There is a common trait in my family, premature grey hair.

I have no recollection of my father having hair with color. He had a lot of hair. Just no color, totally white, always.

I began to realize I was there when I couldn’t tell if the hair on the floor came from me or the cat. And, the thing is, it was his cat. Ouch.

This engendered some deep thinking.

What is it about grey hair?

I am not one to think of metaphorical things, but I think the issue with grey hair is its symbolism of senescence. Like leaves changing colors in autumn before they fall to the ground.

It takes some guts to leave your grey hair in its natural state. I always think that when I see a woman with a great head of grey hair.

For many years I have glazed my hair, it ends up taupe. I actually like the taupe hair. Since I moved to a small town I have been unable to find anyone who knows how to glaze hair.

The only professional hair coloring here is done with permanent dye and I am not willing to go there. We have extremely high iron content well water in the area that affects hair colorants and I have seen more than one lady with black hair and orange roots, reminiscent of Halloween and not in a good way.

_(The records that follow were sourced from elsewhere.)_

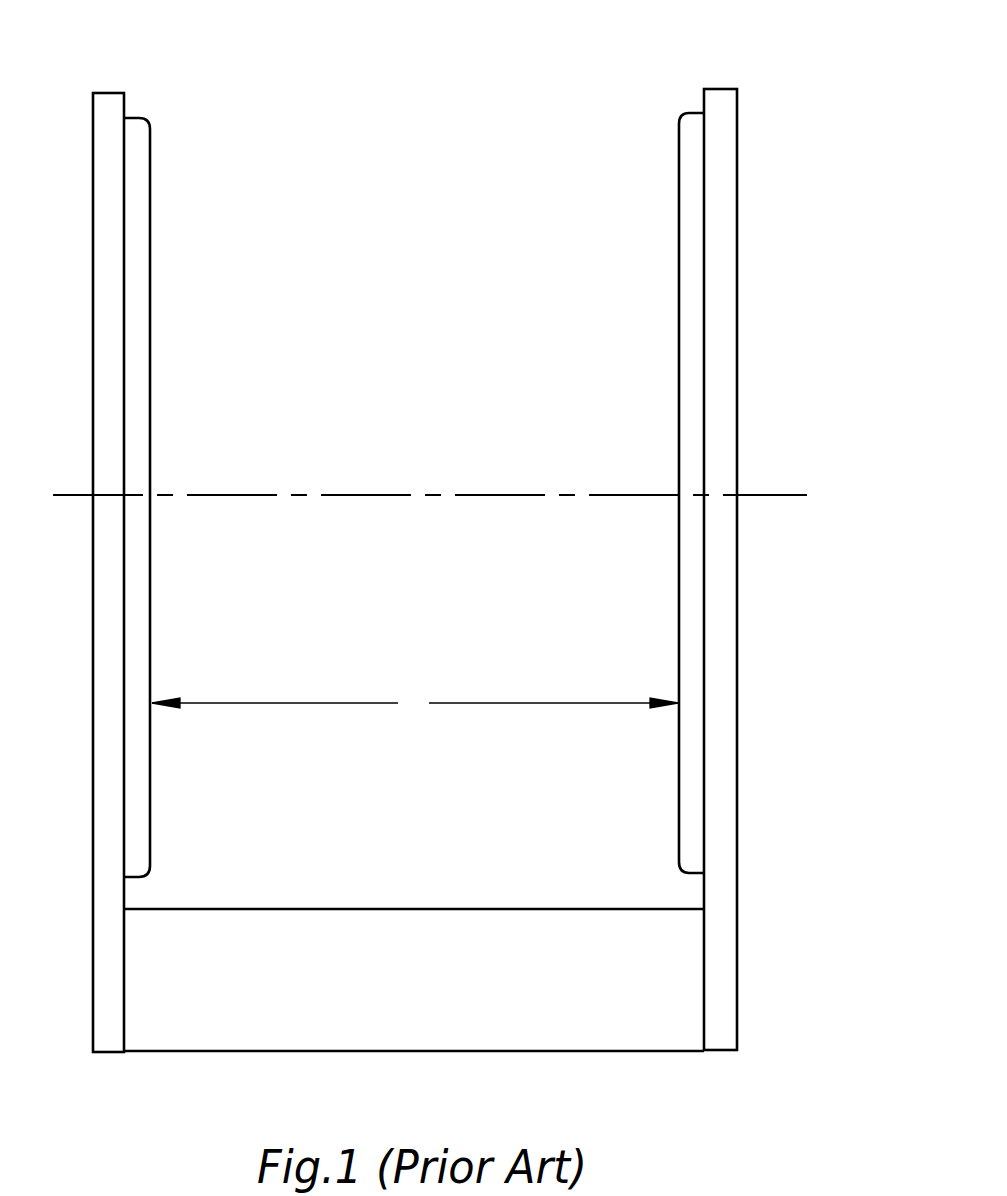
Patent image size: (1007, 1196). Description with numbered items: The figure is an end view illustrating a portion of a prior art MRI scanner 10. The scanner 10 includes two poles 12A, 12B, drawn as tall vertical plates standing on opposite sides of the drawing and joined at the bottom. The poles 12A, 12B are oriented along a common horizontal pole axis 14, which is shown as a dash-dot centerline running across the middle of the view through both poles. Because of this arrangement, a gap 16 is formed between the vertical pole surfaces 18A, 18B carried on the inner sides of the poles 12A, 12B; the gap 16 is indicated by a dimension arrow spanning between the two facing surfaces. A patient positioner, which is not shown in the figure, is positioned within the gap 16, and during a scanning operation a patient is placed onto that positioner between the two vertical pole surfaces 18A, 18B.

The scanner 10 is at (779, 47).
The pole 12A is at (131, 116).
The pole 12B is at (690, 114).
The horizontal pole axis 14 is at (783, 493).
The gap 16 is at (415, 703).
The vertical pole surface 18A is at (151, 252).
The vertical pole surface 18B is at (679, 257).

Recently, men have begun to compliment my hair color. Or lack thereof. It feels similar to getting 5 Likes on your blog or Facebook page.

A guy actually said to me, “I think your salt and pepper hair is sexy.”

Another one said “I really like your hair color.”

Whoa! This happened at two holiday parties, so there was alcohol involved, and I think that enhances the likelihood of an honest opinion?!

When I hear this from women it usually goes, “I wish my hair had turned grey liked yours did, mine is such an awful color I had to dye it?!”

Yeah, right. I have a hard time buying into this, as the color of your hair tends to mark you by age group. Old and not old. Women for the most part prefer the not old appearance.

My first encounter with this was, at age 43, I was asked by a supermarket checker it I wanted the Senior Discount. I said ,“Sure. How old do I have to be?”

She said “60” and I said, “I will be 60 in 17 years, thanks for asking”…and yes, my hair had some pretty serious salt in it by then. My husband is 14 years older and nobody was asking him this question. His hair is still mostly brown.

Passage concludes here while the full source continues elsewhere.